Originally, God walked side-by-side with man, visiting him in the cool of the day, as was normal (Genesis 3). When sin entered in, man no longer was able to commune so easily with God. There was a gap. This gap continues today, a canyon that separates man and God in a way that no man can bridge. We can't go around, we can't cross through, but we can see the other end, and long for it. Through the work of the Holy Spirit, my cry of repentance brings the blood of Christ to bridge that canyon and enables me to access and commune with God.
The next question directly relates to that - whose sin separates me? Are we separated from God because of inherited sinfulness and guilt from our father, Adam, or are we born with a fallen, human nature, and a capacity for and propensity towards sin?
The former, a tenet of classic Calvinism, teaches total depravity at birth, a result of Adam's sin in the garden, passed on to all generations. I have multiple issues with this. First, most Calvinists don't teach infant baptism, which they should, if we're all born guilty and condemned. The sooner we can get them into the water, the better. Secondly, this argument hinges heavily (almost exclusively) on a particular reading of Romans 5:12-21, most notably 5:18-19 - "Therefore, as one trespass led to condemnation for all men, so one act of righteousness leads to justification and life for all men. For as by the one man's disobedience the many were made sinners, so by the one man's obedience the many will be made righteous." If, according to the reading of this scripture, we are all condemned by Adam's sin, how can you not say that the work of Christ accomplishes the opposite? If we are all made guilty by Adam's sin, aren't we all made righteous by Christ's act of righteousness? The Greek word, kathistēmi (Strongs G2525), is the same in both instances. So, if we are all MADE guilty by Adam, are we all MADE righteous by Christ? Unless you are a universalist, no. Not everyone is saved by Jesus' sacrifice at Calvary, but we all can be saved, if we will receive it.

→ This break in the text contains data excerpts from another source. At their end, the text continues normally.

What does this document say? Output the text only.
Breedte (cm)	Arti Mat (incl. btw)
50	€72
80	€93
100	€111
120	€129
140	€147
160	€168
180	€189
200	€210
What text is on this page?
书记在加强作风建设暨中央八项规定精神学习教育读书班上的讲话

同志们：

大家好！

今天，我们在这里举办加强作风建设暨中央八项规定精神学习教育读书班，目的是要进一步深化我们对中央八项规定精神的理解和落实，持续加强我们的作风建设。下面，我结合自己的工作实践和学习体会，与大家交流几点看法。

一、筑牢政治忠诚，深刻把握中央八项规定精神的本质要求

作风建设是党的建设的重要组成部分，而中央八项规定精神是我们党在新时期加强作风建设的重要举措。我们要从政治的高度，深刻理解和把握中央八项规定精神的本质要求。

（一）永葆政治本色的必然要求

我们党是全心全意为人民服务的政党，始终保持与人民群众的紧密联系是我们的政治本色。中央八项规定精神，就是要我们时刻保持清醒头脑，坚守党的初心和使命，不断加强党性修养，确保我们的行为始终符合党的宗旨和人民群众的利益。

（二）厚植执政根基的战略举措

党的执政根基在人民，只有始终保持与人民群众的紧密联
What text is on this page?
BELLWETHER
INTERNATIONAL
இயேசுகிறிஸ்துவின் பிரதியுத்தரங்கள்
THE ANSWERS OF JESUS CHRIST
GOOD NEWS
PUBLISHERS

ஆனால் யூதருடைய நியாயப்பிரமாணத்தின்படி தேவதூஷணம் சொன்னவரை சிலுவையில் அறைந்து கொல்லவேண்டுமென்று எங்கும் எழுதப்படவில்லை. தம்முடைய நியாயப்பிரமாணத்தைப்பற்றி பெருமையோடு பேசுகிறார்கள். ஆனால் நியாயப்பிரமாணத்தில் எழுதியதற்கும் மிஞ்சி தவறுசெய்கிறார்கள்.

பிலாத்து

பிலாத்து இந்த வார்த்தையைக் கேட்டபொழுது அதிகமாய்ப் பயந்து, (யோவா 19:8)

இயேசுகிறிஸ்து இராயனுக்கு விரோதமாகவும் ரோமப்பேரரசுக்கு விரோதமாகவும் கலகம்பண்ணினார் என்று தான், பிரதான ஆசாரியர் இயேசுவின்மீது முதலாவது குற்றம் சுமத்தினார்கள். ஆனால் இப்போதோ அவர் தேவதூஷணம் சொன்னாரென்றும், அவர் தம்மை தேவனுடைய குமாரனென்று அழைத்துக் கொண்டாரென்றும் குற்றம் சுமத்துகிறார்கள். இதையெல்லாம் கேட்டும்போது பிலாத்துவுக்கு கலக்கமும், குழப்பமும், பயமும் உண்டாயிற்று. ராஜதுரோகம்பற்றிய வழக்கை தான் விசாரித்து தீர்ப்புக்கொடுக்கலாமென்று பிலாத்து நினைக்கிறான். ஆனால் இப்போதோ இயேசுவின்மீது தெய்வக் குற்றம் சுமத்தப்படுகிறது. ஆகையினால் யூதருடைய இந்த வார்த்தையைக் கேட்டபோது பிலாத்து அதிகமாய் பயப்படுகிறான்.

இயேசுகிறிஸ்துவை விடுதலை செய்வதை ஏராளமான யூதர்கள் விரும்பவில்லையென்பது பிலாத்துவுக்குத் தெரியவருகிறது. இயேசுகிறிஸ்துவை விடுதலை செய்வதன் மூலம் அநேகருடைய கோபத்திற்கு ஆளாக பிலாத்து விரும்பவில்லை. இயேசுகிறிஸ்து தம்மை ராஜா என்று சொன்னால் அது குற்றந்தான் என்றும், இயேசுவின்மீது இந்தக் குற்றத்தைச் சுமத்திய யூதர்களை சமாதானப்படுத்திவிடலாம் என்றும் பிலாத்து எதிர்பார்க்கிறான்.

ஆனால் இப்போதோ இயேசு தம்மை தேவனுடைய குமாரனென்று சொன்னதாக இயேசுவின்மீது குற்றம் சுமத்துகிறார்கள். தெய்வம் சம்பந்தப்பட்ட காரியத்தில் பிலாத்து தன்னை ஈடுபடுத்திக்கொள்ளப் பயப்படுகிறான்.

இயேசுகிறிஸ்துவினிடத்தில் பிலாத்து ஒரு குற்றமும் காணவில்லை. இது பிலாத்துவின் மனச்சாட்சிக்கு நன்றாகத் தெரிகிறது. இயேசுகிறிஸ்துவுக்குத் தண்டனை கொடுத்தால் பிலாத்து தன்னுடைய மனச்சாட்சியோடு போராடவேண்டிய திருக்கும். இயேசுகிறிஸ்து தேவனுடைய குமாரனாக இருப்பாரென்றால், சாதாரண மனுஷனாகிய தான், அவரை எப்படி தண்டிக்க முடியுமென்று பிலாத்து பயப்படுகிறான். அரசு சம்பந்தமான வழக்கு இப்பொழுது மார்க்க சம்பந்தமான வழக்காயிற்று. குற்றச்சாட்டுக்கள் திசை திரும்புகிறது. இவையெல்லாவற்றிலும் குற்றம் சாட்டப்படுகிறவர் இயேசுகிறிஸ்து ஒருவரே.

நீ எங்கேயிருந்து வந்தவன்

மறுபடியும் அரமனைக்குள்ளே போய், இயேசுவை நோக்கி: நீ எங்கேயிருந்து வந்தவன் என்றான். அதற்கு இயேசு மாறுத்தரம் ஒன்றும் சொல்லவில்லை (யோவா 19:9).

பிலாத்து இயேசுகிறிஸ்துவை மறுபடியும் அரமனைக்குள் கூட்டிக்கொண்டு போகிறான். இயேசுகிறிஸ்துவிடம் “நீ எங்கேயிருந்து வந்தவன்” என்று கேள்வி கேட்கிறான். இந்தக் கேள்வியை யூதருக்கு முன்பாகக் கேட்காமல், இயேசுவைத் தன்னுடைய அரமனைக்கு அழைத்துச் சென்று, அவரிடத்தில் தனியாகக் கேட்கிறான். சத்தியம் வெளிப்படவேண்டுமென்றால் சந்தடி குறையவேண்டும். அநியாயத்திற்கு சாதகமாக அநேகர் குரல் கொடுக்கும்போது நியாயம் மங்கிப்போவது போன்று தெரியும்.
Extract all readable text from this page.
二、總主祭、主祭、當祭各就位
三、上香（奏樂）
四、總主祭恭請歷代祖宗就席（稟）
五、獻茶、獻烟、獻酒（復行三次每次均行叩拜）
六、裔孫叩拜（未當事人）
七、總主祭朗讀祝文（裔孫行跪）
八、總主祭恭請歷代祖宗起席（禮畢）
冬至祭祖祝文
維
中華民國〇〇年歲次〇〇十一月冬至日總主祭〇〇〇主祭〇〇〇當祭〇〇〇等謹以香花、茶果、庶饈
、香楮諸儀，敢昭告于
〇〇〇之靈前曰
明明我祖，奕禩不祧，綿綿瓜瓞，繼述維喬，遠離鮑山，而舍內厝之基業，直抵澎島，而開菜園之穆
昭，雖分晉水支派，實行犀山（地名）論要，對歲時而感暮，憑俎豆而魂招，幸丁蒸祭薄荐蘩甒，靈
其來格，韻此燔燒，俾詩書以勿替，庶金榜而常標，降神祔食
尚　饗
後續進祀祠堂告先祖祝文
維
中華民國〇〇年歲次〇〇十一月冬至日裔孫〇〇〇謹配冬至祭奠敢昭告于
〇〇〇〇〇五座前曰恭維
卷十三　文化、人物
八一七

The other notion is the correct understanding. We are sinners because of our actions. We are guilty because we have done things we shouldn't, don't do things we should, or because we do them from the wrong reasons. As humans, since the garden, we are fallen, and all of us have a fallen, human nature that is guided, primarily, by selfishness. Even our initial response to grace at repentance is selfish, a desire to be saved from certain death and condemnation. But when we call out to Jesus, He responds and begins changing our hearts, causing us to be driven by a new motive. The selfishness can be overcome by the working of the Spirit, but not outside of it.